On Friday, the Sierra Leone government warned that it would quarantine and jail the entire family if Ebola victims who appeared to have been washed after death were discovered in their homes.
The tradition of cleansing the dead before burials, remains a major factor in the spread of the highly infectious virus, the government said, despite numerous appeals for Sierra Leoneans to refrain from the practice.
"When the family calls (the burial hotline) and it is proved that the corpse has been tampered with, we are going to quarantine the entire family or take them to holding centers for 21 days," said Palo Conteh, head of the government's National Ebola Response Centre.
"If they are negative, they will be taken to prison for a certain period under the state of emergency. If they are positive, we will send them for treatment."
"If they die, that will be their fate. But if they survive, again they will be sent to prison."
Conteh, speaking to reporters in Freetown, did not specify if children would be held criminally responsible, or what would happen to them if their parents were jailed.
The government says civil unrest and disobedience in parts of the country are making it impossible to beat the outbreak, which has already killed almost 1,600 people.
Conteh has appealed to Sierra Leoneans on several occasions to refrain from behaviour which might promote the spread of the virus but said people continue to break temporary laws aimed at curbing the epidemic.
"I am now ready to meet such people head-on with the law and by no means should we as a people allow the Ebola virus to live with us as a nation," he said.
"Anyone found in violation of the law as far as burials, washing of corpses and keeping sick people in homes... will be dealt with severely."
Sierra Leone, which has registered an alarming surge in cases in its western area including the capital, has seen numerous episodes of unrest since President Ernest Bai Koroma announced a state of emergency in July.
In October two people were killed in the eastern town of Koidu in a riot started when health workers tried to take blood from an elderly woman and days later an ambulance was overturned by a mob and pelted with stones.
Ebola is spread through contact with bodily fluids and experts have identified traditional funeral rites such as washing victims as a key mode of transmission.

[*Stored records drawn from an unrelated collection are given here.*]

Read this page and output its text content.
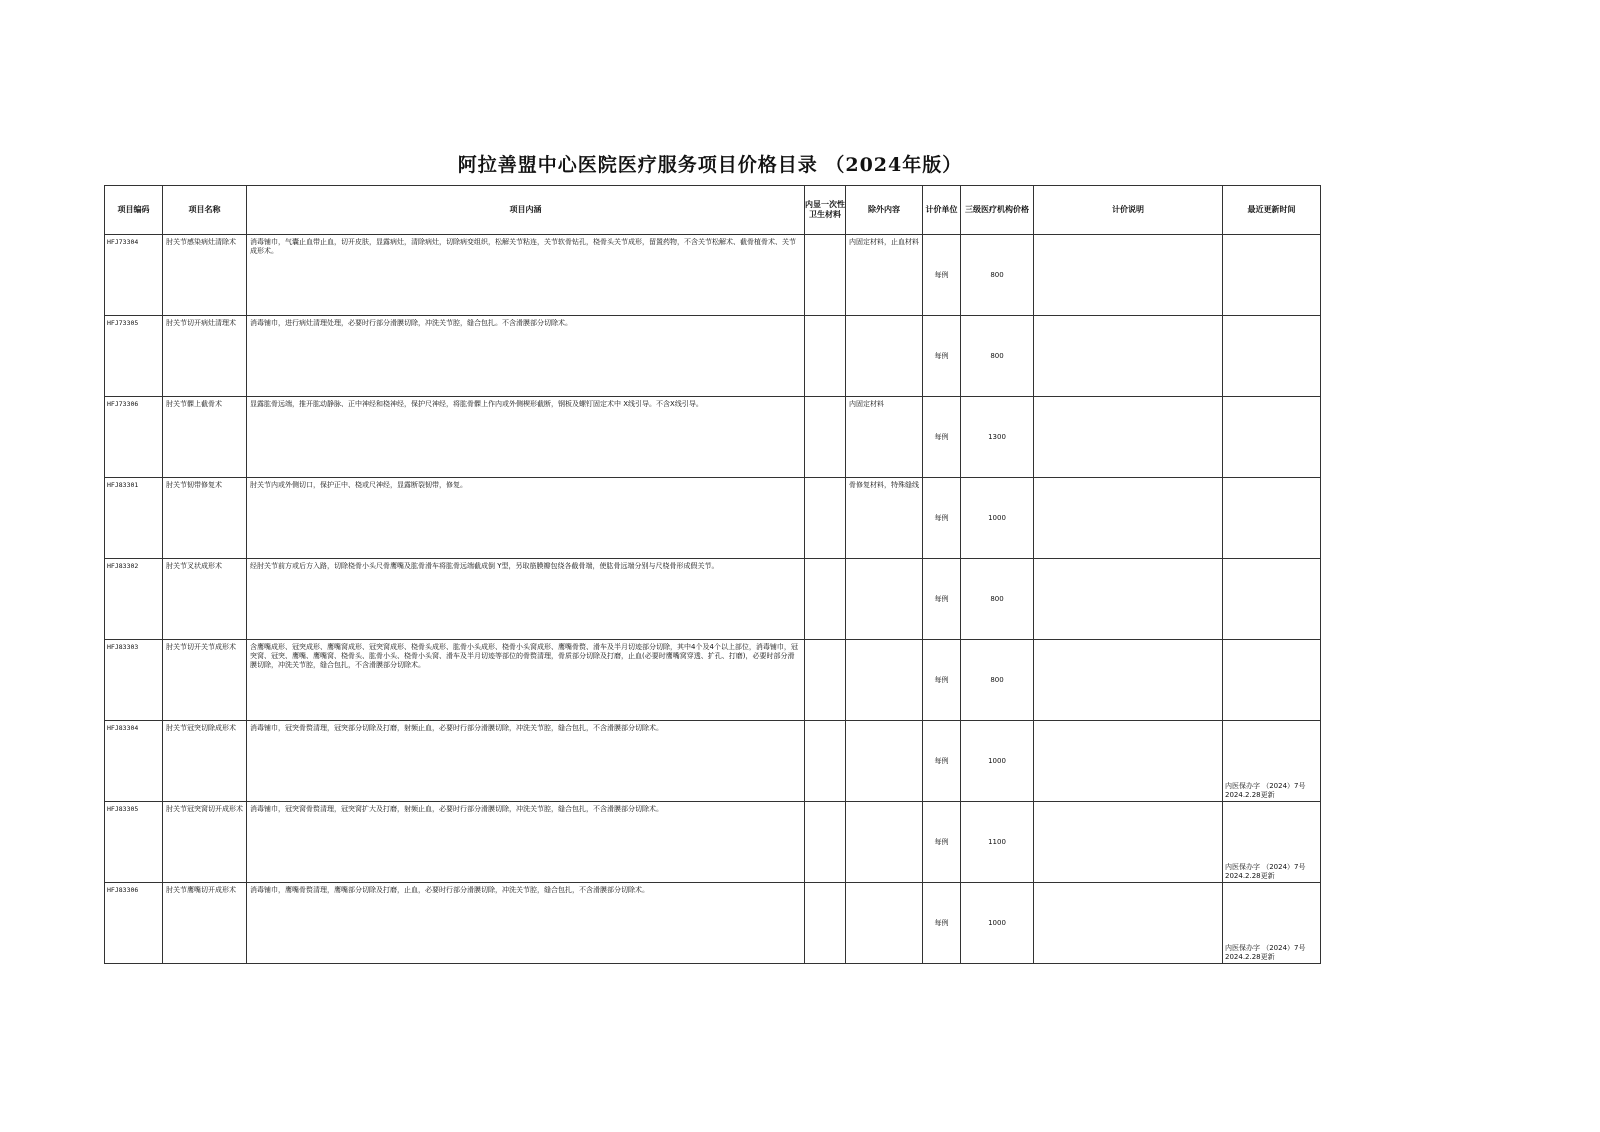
阿拉善盟中心医院医疗服务项目价格目录 （2024年版）
项目编码	项目名称	项目内涵	内显一次性卫生材料	除外内容	计价单位	三级医疗机构价格	计价说明	最近更新时间
HFJ73304	肘关节感染病灶清除术	消毒铺巾，气囊止血带止血，切开皮肤，显露病灶，清除病灶，切除病变组织，松解关节粘连，关节软骨钻孔，桡骨头关节成形，留置药物，不含关节松解术、截骨植骨术、关节成形术。		内固定材料，止血材料	每例	800		
HFJ73305	肘关节切开病灶清理术	消毒铺巾，进行病灶清理处理，必要时行部分滑膜切除，冲洗关节腔，缝合包扎。不含滑膜部分切除术。			每例	800		
HFJ73306	肘关节髁上截骨术	显露肱骨远端，推开肱动静脉、正中神经和桡神经，保护尺神经，将肱骨髁上作内或外侧楔形截断，钢板及螺钉固定术中 X线引导。不含X线引导。		内固定材料	每例	1300		
HFJ83301	肘关节韧带修复术	肘关节内或外侧切口，保护正中、桡或尺神经，显露断裂韧带，修复。		骨修复材料，特殊缝线	每例	1000		
HFJ83302	肘关节叉状成形术	经肘关节前方或后方入路，切除桡骨小头尺骨鹰嘴及肱骨滑车将肱骨远端截成倒 Y型，另取筋膜瓣包绕各截骨端，使肱骨远端分别与尺桡骨形成假关节。			每例	800		
HFJ83303	肘关节切开关节成形术	含鹰嘴成形、冠突成形、鹰嘴窝成形、冠突窝成形、桡骨头成形、肱骨小头成形、桡骨小头窝成形、鹰嘴骨赘、滑车及半月切迹部分切除，其中4个及4个以上部位，消毒铺巾，冠突窝、冠突、鹰嘴、鹰嘴窝、桡骨头、肱骨小头、桡骨小头窝、滑车及半月切迹等部位的骨赘清理，骨质部分切除及打磨，止血(必要时鹰嘴窝穿透、扩孔、打磨)，必要时部分滑膜切除，冲洗关节腔，缝合包扎，不含滑膜部分切除术。			每例	800		
HFJ83304	肘关节冠突切除成形术	消毒铺巾，冠突骨赘清理，冠突部分切除及打磨，射频止血，必要时行部分滑膜切除，冲洗关节腔，缝合包扎，不含滑膜部分切除术。			每例	1000		内医保办字 （2024）7号 2024.2.28更新
HFJ83305	肘关节冠突窝切开成形术	消毒铺巾，冠突窝骨赘清理，冠突窝扩大及打磨，射频止血，必要时行部分滑膜切除，冲洗关节腔，缝合包扎，不含滑膜部分切除术。			每例	1100		内医保办字 （2024）7号 2024.2.28更新
HFJ83306	肘关节鹰嘴切开成形术	消毒铺巾，鹰嘴骨赘清理，鹰嘴部分切除及打磨，止血，必要时行部分滑膜切除，冲洗关节腔，缝合包扎，不含滑膜部分切除术。			每例	1000		内医保办字 （2024）7号 2024.2.28更新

Among a raft of emergency measures imposed by Koroma, Sierra Leoneans have been ordered to report Ebola deaths to the authorities or risk prosecution.
But Conteh said people were still hiding the bodies of loved ones from specialist disposal teams, fearful of the stigma associated with an Ebola death in the family.
The outbreak has left 6,070 dead since December last year, nearly all in west Africa.
Sierra Leone confirmed Thursday it was some way short of a key target to reduce the spread of Ebola by isolating almost three-quarters of patients in treatment beds.
The World Health Organization (WHO) set a 60-day goal on October 1 to isolate 70 percent of Ebola patients in Liberia, Guinea and Sierra Leone and ensure safe burials for 70 percent of bodies, which are highly infectious.
But in Sierra Leone, only 60 percent of patients were in isolation by December 1, Conteh told reporters in Freetown.
The Ministry of Health said in a statement Friday 100 Nigerian health workers had arrived to boost the response and would be deployed to the northern districts of Port Loko and Bombali.